Sudan Jails 10 Arabs

For Darfur Offenses

KHARTOUM, Sudan -- A Sudanese court has sentenced 10 Arab militiamen to amputation and six years in jail in the first conviction of Janjaweed militia fighters for looting and killing in the Darfur region.

The ruling came Monday as Amnesty International issued a report saying that Arab militias were gang-raping and abducting girls as young as 8 and women as old as 80, systematically killing, torturing, or using them as sex slaves. The report said the Sudanese government was actively violating its legal obligations to protect civilians.


* VIENNA -- A 27-year-old seminary student has been charged with possession and distribution of child pornography, an Austrian state prosecutor said, as a sex scandal grew at a Roman Catholic seminary west of Vienna.

The state prosecutor, Walter Nemec, said in a statement that the student, whose name was not released, downloaded "numerous" lurid photos from a Web site based in Poland, where he is from.

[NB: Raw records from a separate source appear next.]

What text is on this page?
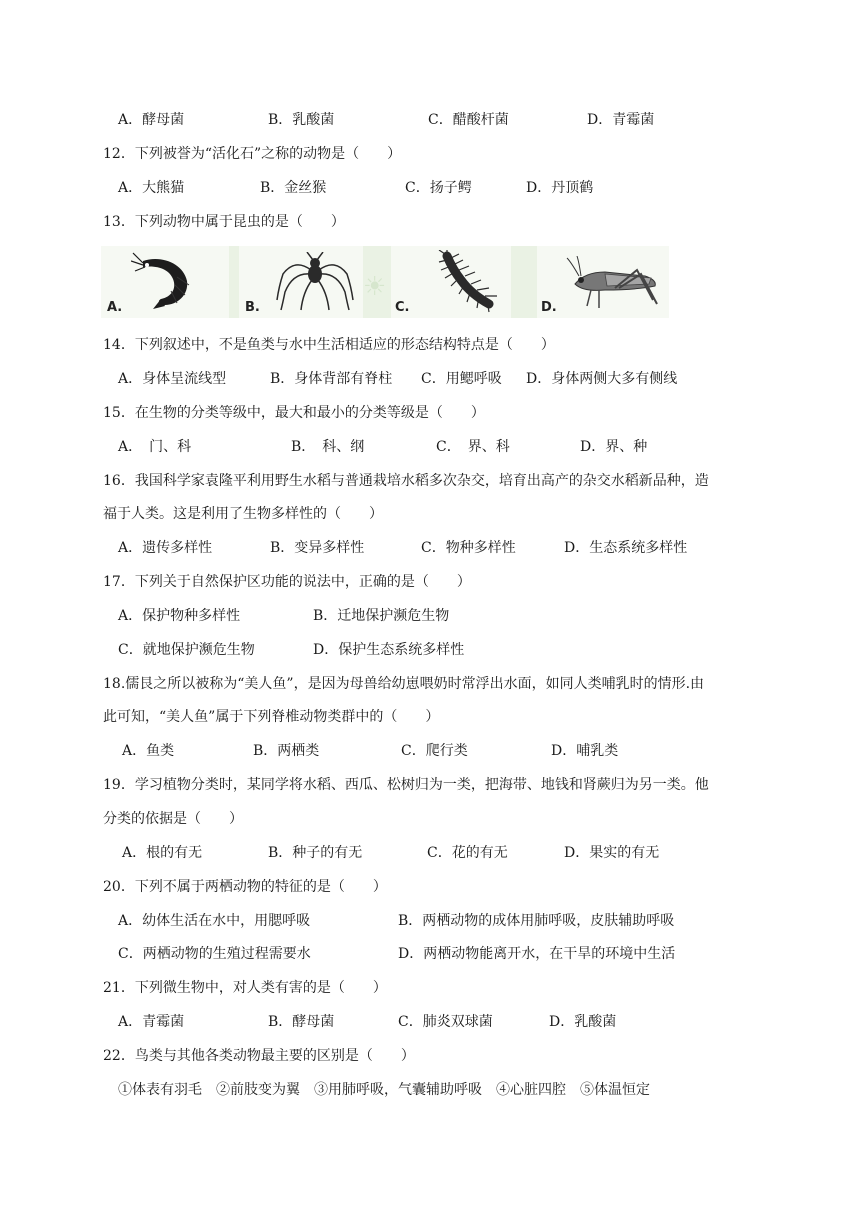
A．酵母菌	B．乳酸菌	C．醋酸杆菌	D．青霉菌
12．下列被誉为“活化石”之称的动物是（　　）
A．大熊猫	B．金丝猴	C．扬子鳄	D．丹顶鹤
13．下列动物中属于昆虫的是（　　）
☀
A.	B.	C.	D.
14．下列叙述中，不是鱼类与水中生活相适应的形态结构特点是（　　）
A．身体呈流线型	B．身体背部有脊柱 C．用鳃呼吸 D．身体两侧大多有侧线
15．在生物的分类等级中，最大和最小的分类等级是（　　）
A．　门、科	B．　科、纲	C．　界、科	D．界、种
16．我国科学家袁隆平利用野生水稻与普通栽培水稻多次杂交，培育出高产的杂交水稻新品种，造
福于人类。这是利用了生物多样性的（　　）
A．遗传多样性	B．变异多样性	C．物种多样性	D．生态系统多样性
17．下列关于自然保护区功能的说法中，正确的是（　　）
A．保护物种多样性	B．迁地保护濒危生物
C．就地保护濒危生物	D．保护生态系统多样性
18.儒艮之所以被称为“美人鱼”，是因为母兽给幼崽喂奶时常浮出水面，如同人类哺乳时的情形.由
此可知，“美人鱼”属于下列脊椎动物类群中的（　　）
A．鱼类	B．两栖类	C．爬行类	D．哺乳类
19．学习植物分类时，某同学将水稻、西瓜、松树归为一类，把海带、地钱和肾蕨归为另一类。他
分类的依据是（　　）
A．根的有无	B．种子的有无	C．花的有无	D．果实的有无
20．下列不属于两栖动物的特征的是（　　）
A．幼体生活在水中，用腮呼吸	B．两栖动物的成体用肺呼吸，皮肤辅助呼吸
C．两栖动物的生殖过程需要水	D．两栖动物能离开水，在干旱的环境中生活
21．下列微生物中，对人类有害的是（　　）
A．青霉菌	B．酵母菌	C．肺炎双球菌	D．乳酸菌
22．鸟类与其他各类动物最主要的区别是（　　）
①体表有羽毛　②前肢变为翼　③用肺呼吸，气囊辅助呼吸　④心脏四腔　⑤体温恒定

* BRUSSELS -- The European Commission took the unprecedented step of taking the former French prime minister, Edith Cresson, to the European Court of Justice over alleged abuses when she served on the European Union's executive arm. In the statement, the commission said the allegations "concern cases of favoritism and gross negligence."

The E.U.'s highest court will determine whether Cresson, 70, breached her treaty obligations by hiring a friend as a scientific adviser. It could decide to reduce or strip her of her E.U. pension.

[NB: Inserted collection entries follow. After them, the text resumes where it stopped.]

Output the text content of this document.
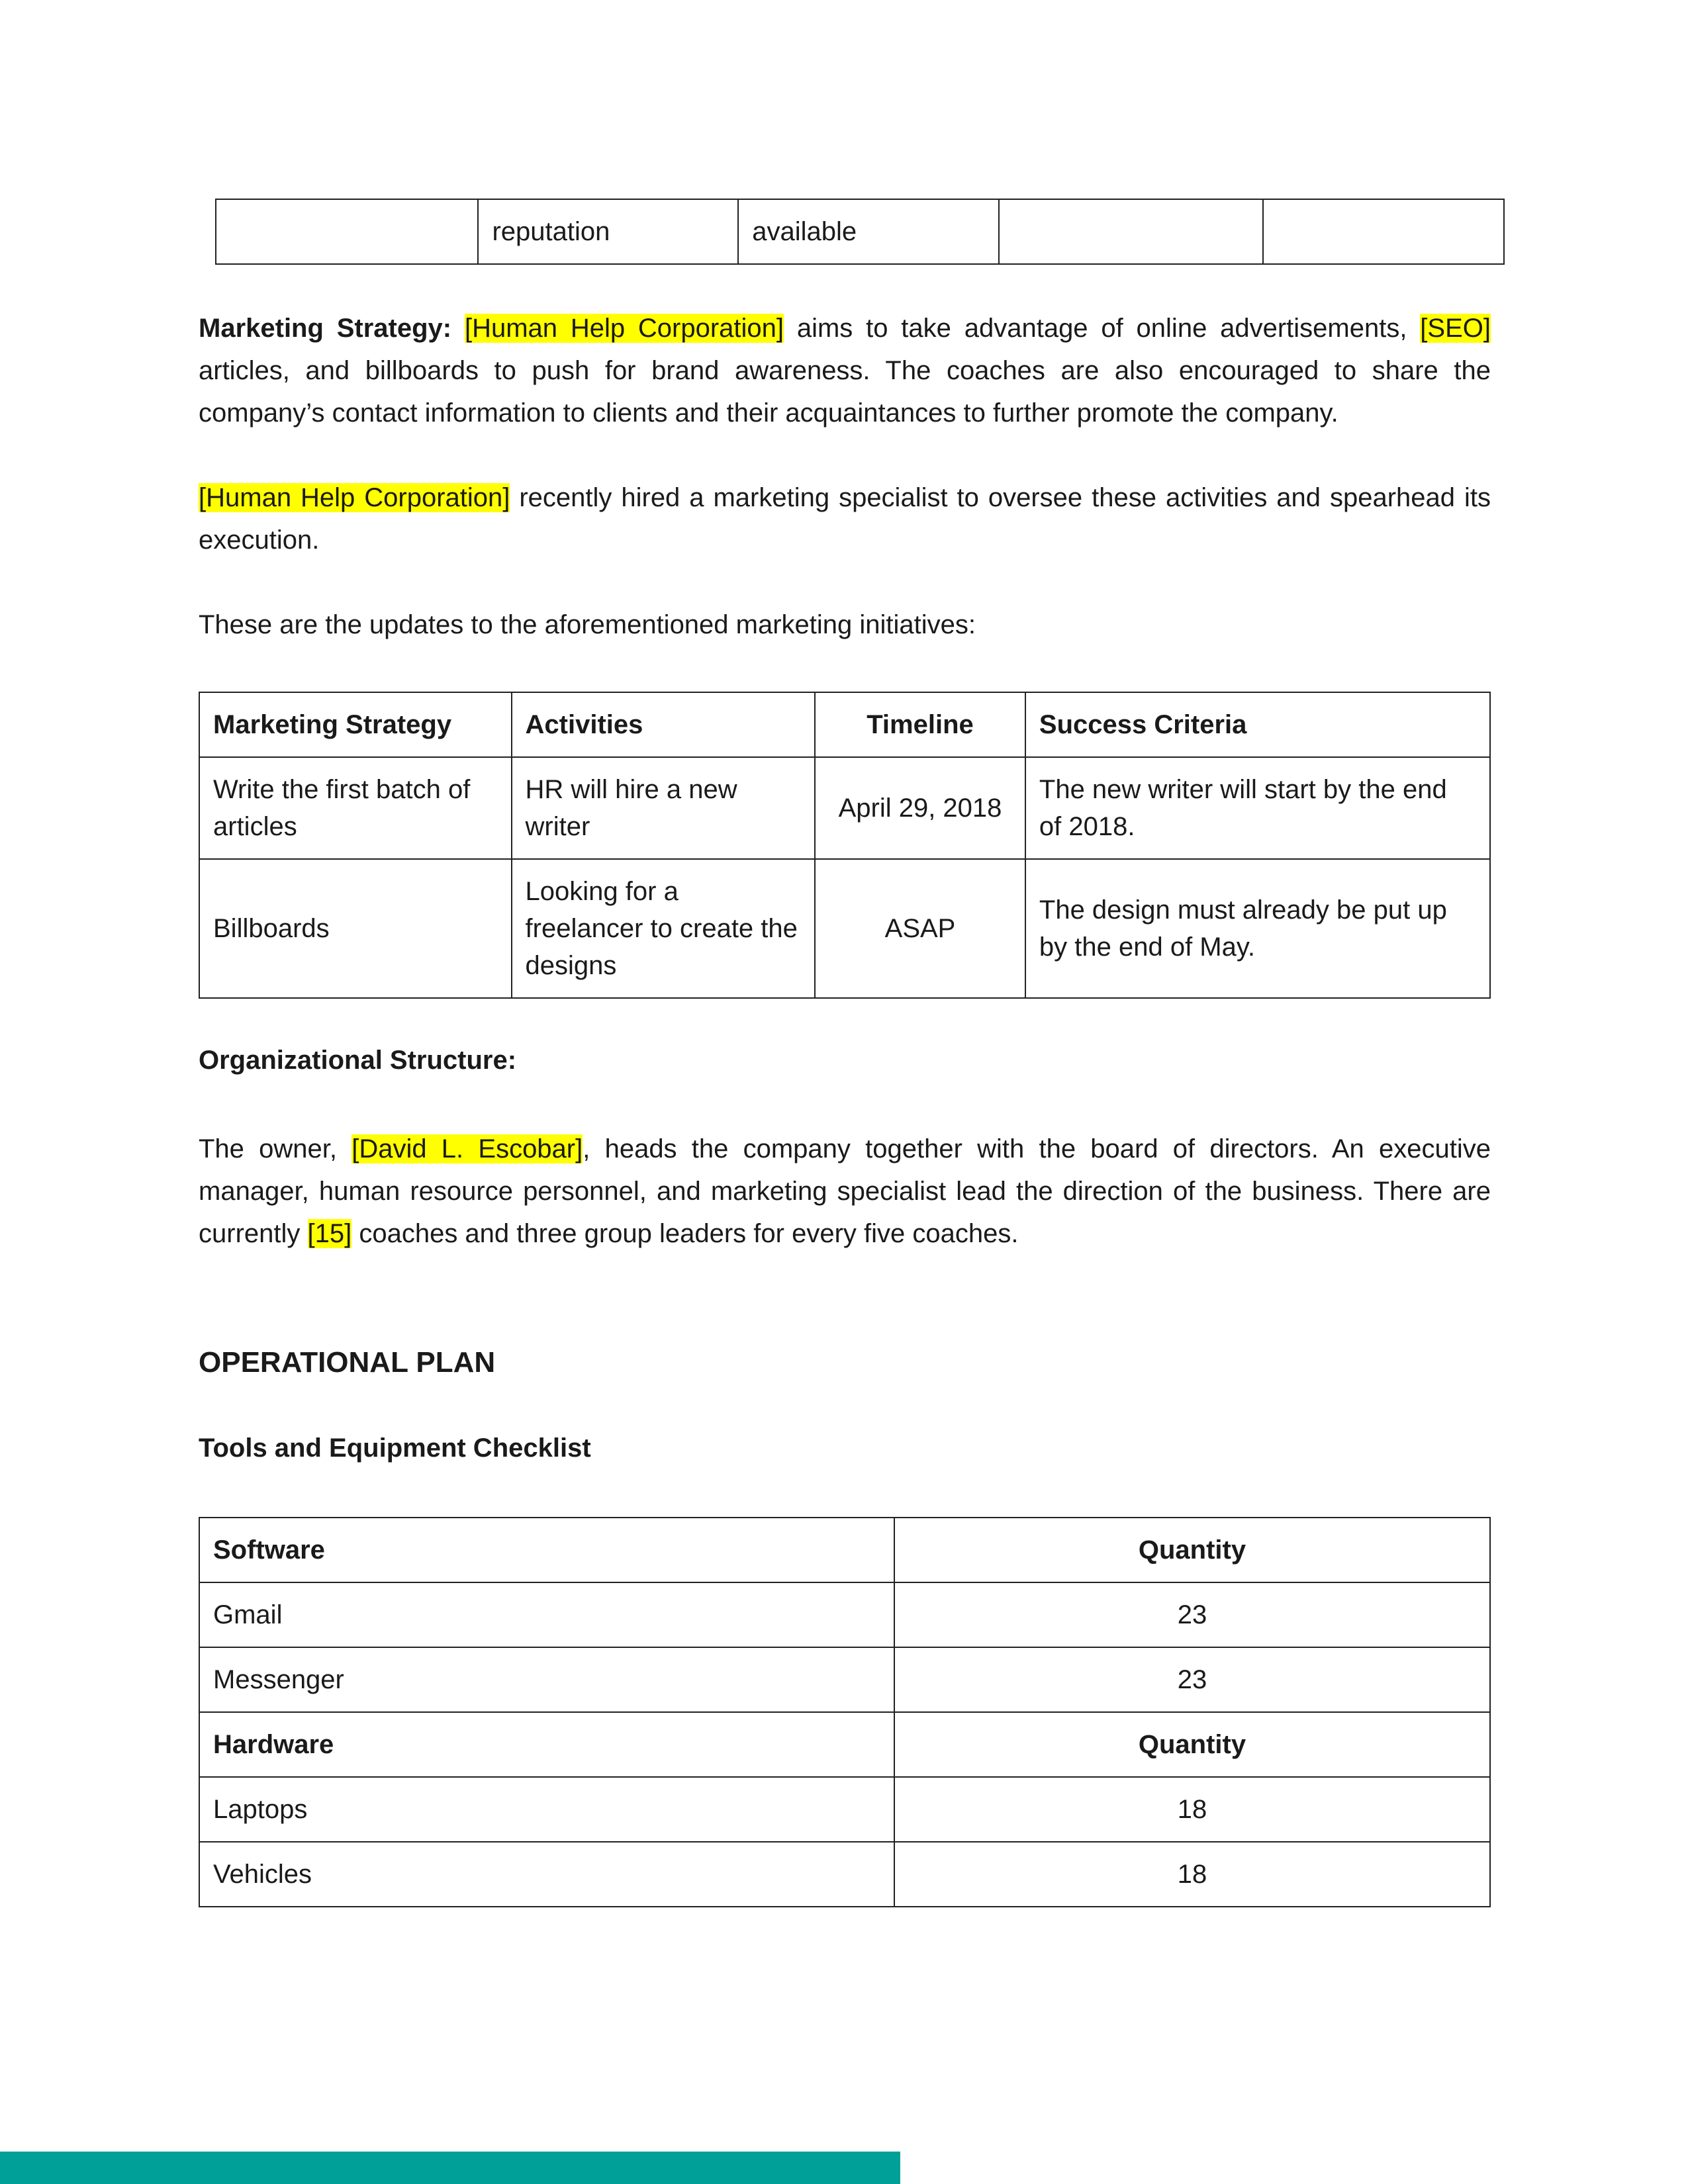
	reputation	available		

Marketing Strategy: [Human Help Corporation] aims to take advantage of online advertisements, [SEO] articles, and billboards to push for brand awareness. The coaches are also encouraged to share the company’s contact information to clients and their acquaintances to further promote the company.

[Human Help Corporation] recently hired a marketing specialist to oversee these activities and spearhead its execution.

These are the updates to the aforementioned marketing initiatives:

Marketing Strategy	Activities	Timeline	Success Criteria
Write the first batch of articles	HR will hire a new writer	April 29, 2018	The new writer will start by the end of 2018.
Billboards	Looking for a freelancer to create the designs	ASAP	The design must already be put up by the end of May.

Organizational Structure:

The owner, [David L. Escobar], heads the company together with the board of directors. An executive manager, human resource personnel, and marketing specialist lead the direction of the business. There are currently [15] coaches and three group leaders for every five coaches.

OPERATIONAL PLAN

Tools and Equipment Checklist

Software	Quantity
Gmail	23
Messenger	23
Hardware	Quantity
Laptops	18
Vehicles	18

* KANO, Nigeria -- The governor of a heavily Muslim state in Nigeria revoked an 11-month ban on polio vaccinations, saying he was satisfied the U.N.-regulated vaccines were safe despite persistent rumors they are part of a U.S. plot to make girls infertile.

Gov. Ibrahim Shekarau of Kano state called for polio vaccinations to begin as soon as possible, a prospect that U.N. health workers have welcomed to stem a growing outbreak of the potentially crippling disease.

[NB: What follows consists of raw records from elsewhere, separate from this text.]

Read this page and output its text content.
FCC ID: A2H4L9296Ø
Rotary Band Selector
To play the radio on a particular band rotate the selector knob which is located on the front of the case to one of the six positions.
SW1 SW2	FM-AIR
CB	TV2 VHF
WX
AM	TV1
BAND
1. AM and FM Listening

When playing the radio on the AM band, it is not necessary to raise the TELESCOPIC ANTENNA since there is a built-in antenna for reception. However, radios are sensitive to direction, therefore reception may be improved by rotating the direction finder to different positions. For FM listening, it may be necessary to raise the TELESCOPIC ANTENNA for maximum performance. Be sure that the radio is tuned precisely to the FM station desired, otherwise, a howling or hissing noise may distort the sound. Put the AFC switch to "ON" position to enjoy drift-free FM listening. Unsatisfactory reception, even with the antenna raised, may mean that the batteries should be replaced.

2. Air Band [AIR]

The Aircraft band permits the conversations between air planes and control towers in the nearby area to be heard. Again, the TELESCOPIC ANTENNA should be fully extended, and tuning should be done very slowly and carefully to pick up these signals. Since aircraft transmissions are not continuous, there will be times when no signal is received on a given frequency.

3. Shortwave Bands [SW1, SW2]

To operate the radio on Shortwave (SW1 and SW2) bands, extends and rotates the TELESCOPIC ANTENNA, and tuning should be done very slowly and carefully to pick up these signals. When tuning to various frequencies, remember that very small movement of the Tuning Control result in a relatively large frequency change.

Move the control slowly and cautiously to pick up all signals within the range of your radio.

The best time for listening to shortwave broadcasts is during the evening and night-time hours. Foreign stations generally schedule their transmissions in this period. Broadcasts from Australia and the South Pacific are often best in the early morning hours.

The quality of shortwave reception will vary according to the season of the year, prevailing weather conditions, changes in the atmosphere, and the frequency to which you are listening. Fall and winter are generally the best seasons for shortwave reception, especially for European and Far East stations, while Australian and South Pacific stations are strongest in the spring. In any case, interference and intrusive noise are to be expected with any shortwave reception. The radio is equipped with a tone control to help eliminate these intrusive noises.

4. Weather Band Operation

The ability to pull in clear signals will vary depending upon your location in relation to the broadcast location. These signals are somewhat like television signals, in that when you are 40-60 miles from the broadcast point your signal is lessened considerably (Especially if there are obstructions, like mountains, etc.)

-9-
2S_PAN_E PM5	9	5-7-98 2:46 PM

* TEHRAN -- A hard-line prosecutor has ordered Iranian newspapers to censor their coverage of a trial of a secret agent accused of murdering an Iranian Canadian photographer, journalists said. Several reporters said Saeed Mortazavi, a Tehran prosecutor, called their offices and told them to not report on parts of the trial, which ended Sunday.

* BEIRUT -- An explosion in a Hezbollah stronghold in southern Beirut killed a longtime guerrilla who led many operations against Israel. A Hezbollah leader accused Israel or its agents of planting the bomb.


* CHAIMALE, Nepal -- Guerrillas have abducted at least 50 students and a dozen teachers from a school near the Nepali capital to try to force them to back a campaign against the constitutional monarchy, officials said. The rebels dragged the children, between ages 13 and 16, and their teachers at gunpoint from the school in Chaimale village Sunday afternoon, according to a police officer, Deepak Ranjit.